Bukan Sekedar Deretan Angka


Wacana yang saat ini beredar bahwa Pemerintah akan membagi-bagikan telepon
seluler kepada seluruh kepada para TKI untuk menjamin keselamatan mereka. Hal
tersebut sungguh merupakan sebuah tindakan yang dangkal dan menggelikan karena
tidak berpijak pada realitas yang terjadi. Hampir seluruh PRT migran yang bekerja di
Saudi Arabia dilarang untuk memegang telepon seluler. Bahkan adakalanya sejak
berada di penampungan di Indonesia, akses untuk berkomunikasi sudah mulai dibatasi.
Tindakan politik yang paling logis untuk dilakukan adalah melakukan high-level
dialogue dengan berkomunikasi langsung dengan raja Saudi Arabia. Sikap seperti inilah
yang pernah dilakukan oleh Presiden Abdurrahman Wahid (Gus Dur) pada saat
memperjuangkan pembatalan eksekusi mati terhadap Siti Zaenab, PRT migran asal
Bangkalan yang dituduh membunuh majikannya di Saudi Arabia. Saat itu, Presiden Gus
Dur menelpon langsung Raja Fahd untuk meminta pembatalan hukuman mati dan
permintaan tersebut akhirnya dikabulkan.
Nyawa dan nasib para TKI tidak hanya sekedar deretan angka dan serangkaian
foto mengerikan. Mereka adalah manusia, punya nama, punya keluarga, punya
kehidupan. Sudah seharusnya Pemerintah menegaskan sikap untuk tidak mentoleransi
segala bentuk kekerasan terhadap TKI sekecil apapun jumlahnya. Hanya dengan sikap
seperti itulah Pemerintah dapat menjalankan tugasnya untuk memberikan jaminan
pemenuhan dan perlindungan hak asasi manusia kepada setiap warga negaranya, tanpa
terkecuali.
Oleh karena itu, solusinya adalah melakukan evaluasi menyeluruh terhadap
penanganan dan perlindungan TKI. Evaluasi ini meliputi berbagai element pemerintah
dan masyarakat baik dari segi struktur, substansi hukum, dan budaya masyarakat. Dari
segi struktur, harus dipertegas tugas pokok, fungsi dan wewenang antara regulator dan
operator. Harus jelas lembaga yang bertanggung jawab terhadap isu-isu penempatan dan
perlindungan TKI di luar negeri. Dari segi substansi hukum, sudah saatnya pemerintah
mensahkan Undang-Undang Perlindungan Pekerja Rumah Tangga dan melakukan
ratifikasi Konvensi PBB untuk Perlindungan Hak-hak Buruh Migran dan Anggotanya.

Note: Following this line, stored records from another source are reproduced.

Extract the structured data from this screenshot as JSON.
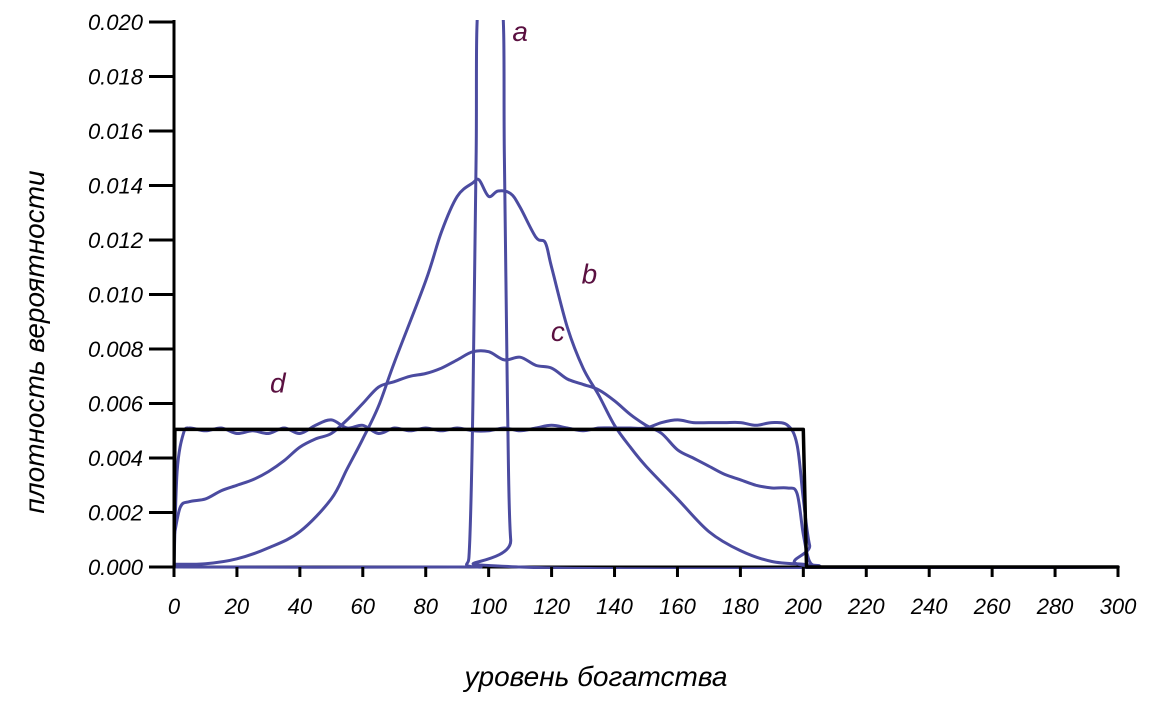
{
  "chart_data": {
    "type": "line",
    "xlabel": "уровень богатства",
    "ylabel": "плотность вероятности",
    "xlim": [
      0,
      300
    ],
    "ylim": [
      0,
      0.02
    ],
    "xticks": [
      "0",
      "20",
      "40",
      "60",
      "80",
      "100",
      "120",
      "140",
      "160",
      "180",
      "200",
      "220",
      "240",
      "260",
      "280",
      "300"
    ],
    "yticks": [
      "0.000",
      "0.002",
      "0.004",
      "0.006",
      "0.008",
      "0.010",
      "0.012",
      "0.014",
      "0.016",
      "0.018",
      "0.020"
    ],
    "grid": false,
    "legend": "none",
    "colors": {
      "curve": "#4b4ba0",
      "uniform": "#000000",
      "labels": "#5a1040",
      "axis": "#000000"
    },
    "series": [
      {
        "label": "a",
        "label_at": [
          110,
          0.0193
        ],
        "x": [
          0,
          90,
          93,
          94,
          95,
          96,
          97,
          104,
          105,
          106,
          107,
          110,
          300
        ],
        "y": [
          0,
          0,
          0.0001,
          0.001,
          0.006,
          0.015,
          0.021,
          0.021,
          0.015,
          0.006,
          0.001,
          0,
          0
        ]
      },
      {
        "label": "b",
        "label_at": [
          132,
          0.0104
        ],
        "x": [
          0,
          10,
          20,
          30,
          40,
          50,
          55,
          60,
          65,
          70,
          80,
          85,
          90,
          95,
          97,
          100,
          103,
          107,
          110,
          115,
          118,
          120,
          125,
          130,
          135,
          140,
          145,
          150,
          160,
          170,
          180,
          190,
          200,
          203,
          206,
          210,
          300
        ],
        "y": [
          0.0001,
          0.00012,
          0.0003,
          0.0007,
          0.0013,
          0.0025,
          0.0036,
          0.0047,
          0.0059,
          0.0075,
          0.0105,
          0.0123,
          0.0136,
          0.0141,
          0.0142,
          0.0136,
          0.0138,
          0.0137,
          0.0132,
          0.0121,
          0.0119,
          0.011,
          0.0088,
          0.0073,
          0.0063,
          0.0052,
          0.0044,
          0.0037,
          0.0025,
          0.0013,
          0.0006,
          0.0002,
          0.0001,
          5e-05,
          0,
          0,
          0
        ]
      },
      {
        "label": "c",
        "label_at": [
          122,
          0.0083
        ],
        "x": [
          0,
          2,
          5,
          10,
          15,
          20,
          25,
          30,
          35,
          40,
          45,
          50,
          55,
          60,
          65,
          70,
          75,
          80,
          85,
          90,
          95,
          100,
          105,
          110,
          115,
          120,
          125,
          130,
          135,
          140,
          145,
          150,
          155,
          160,
          165,
          170,
          175,
          180,
          185,
          190,
          195,
          198,
          200,
          202,
          205,
          210,
          300
        ],
        "y": [
          0.0011,
          0.0022,
          0.0024,
          0.0025,
          0.0028,
          0.003,
          0.0032,
          0.0035,
          0.0039,
          0.0044,
          0.0047,
          0.0049,
          0.0054,
          0.006,
          0.0066,
          0.0068,
          0.007,
          0.0071,
          0.0073,
          0.0076,
          0.0079,
          0.0079,
          0.0076,
          0.0077,
          0.0074,
          0.0073,
          0.0069,
          0.0067,
          0.0065,
          0.0061,
          0.0056,
          0.0052,
          0.0049,
          0.0043,
          0.004,
          0.0037,
          0.0034,
          0.0032,
          0.003,
          0.0029,
          0.0029,
          0.0027,
          0.0012,
          0.0002,
          5e-05,
          0,
          0
        ]
      },
      {
        "label": "",
        "x": [
          0,
          1,
          3,
          5,
          10,
          15,
          20,
          25,
          30,
          35,
          40,
          45,
          50,
          55,
          60,
          65,
          70,
          75,
          80,
          85,
          90,
          95,
          100,
          105,
          110,
          115,
          120,
          125,
          130,
          135,
          140,
          145,
          150,
          155,
          160,
          165,
          170,
          175,
          180,
          185,
          190,
          195,
          198,
          200,
          202,
          205,
          300
        ],
        "y": [
          0.0001,
          0.0035,
          0.0049,
          0.0051,
          0.005,
          0.0051,
          0.0049,
          0.005,
          0.0049,
          0.0051,
          0.0049,
          0.0052,
          0.0054,
          0.0051,
          0.0052,
          0.0049,
          0.0051,
          0.005,
          0.0051,
          0.005,
          0.0051,
          0.005,
          0.005,
          0.0051,
          0.005,
          0.0051,
          0.0052,
          0.0051,
          0.005,
          0.0051,
          0.0051,
          0.0051,
          0.0051,
          0.0053,
          0.0054,
          0.0053,
          0.0053,
          0.0053,
          0.0053,
          0.0052,
          0.0053,
          0.0052,
          0.0045,
          0.0025,
          0.0008,
          0,
          0
        ]
      },
      {
        "label": "d",
        "label_at": [
          33,
          0.0064
        ],
        "x": [
          0,
          0.3,
          197,
          200,
          201,
          300
        ],
        "y": [
          0,
          0.00505,
          0.00505,
          0.00505,
          0,
          0
        ]
      }
    ]
  }
}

Selain itu, pemerintah juga harus mereformasi sistem pengiriman tenaga kerja legal,
terutama Undang-Undang Perlindungan dan Penempatan Tenaga Kerja ke Luar Negeri
tahun 2004 dan menyelesiakan perjanjian perlindungan TKI dengan negara-negara
tujuan, terutama Arab Saudi. Langkah-langkah tersebut juga harus dibarengi dengan
edukasi dan pemahaman yang baik kepada masyarakat agar tidak terjebak ke dalam
lingkar hitam sindikat perdagangan manusia berkedok penyaluran tenaga kerja ke luar
negeri. Selain itu, yang tidak kalah penting adalah diplomasi yang kuat untuk
melindungi para TKI dimana pun mereka berada.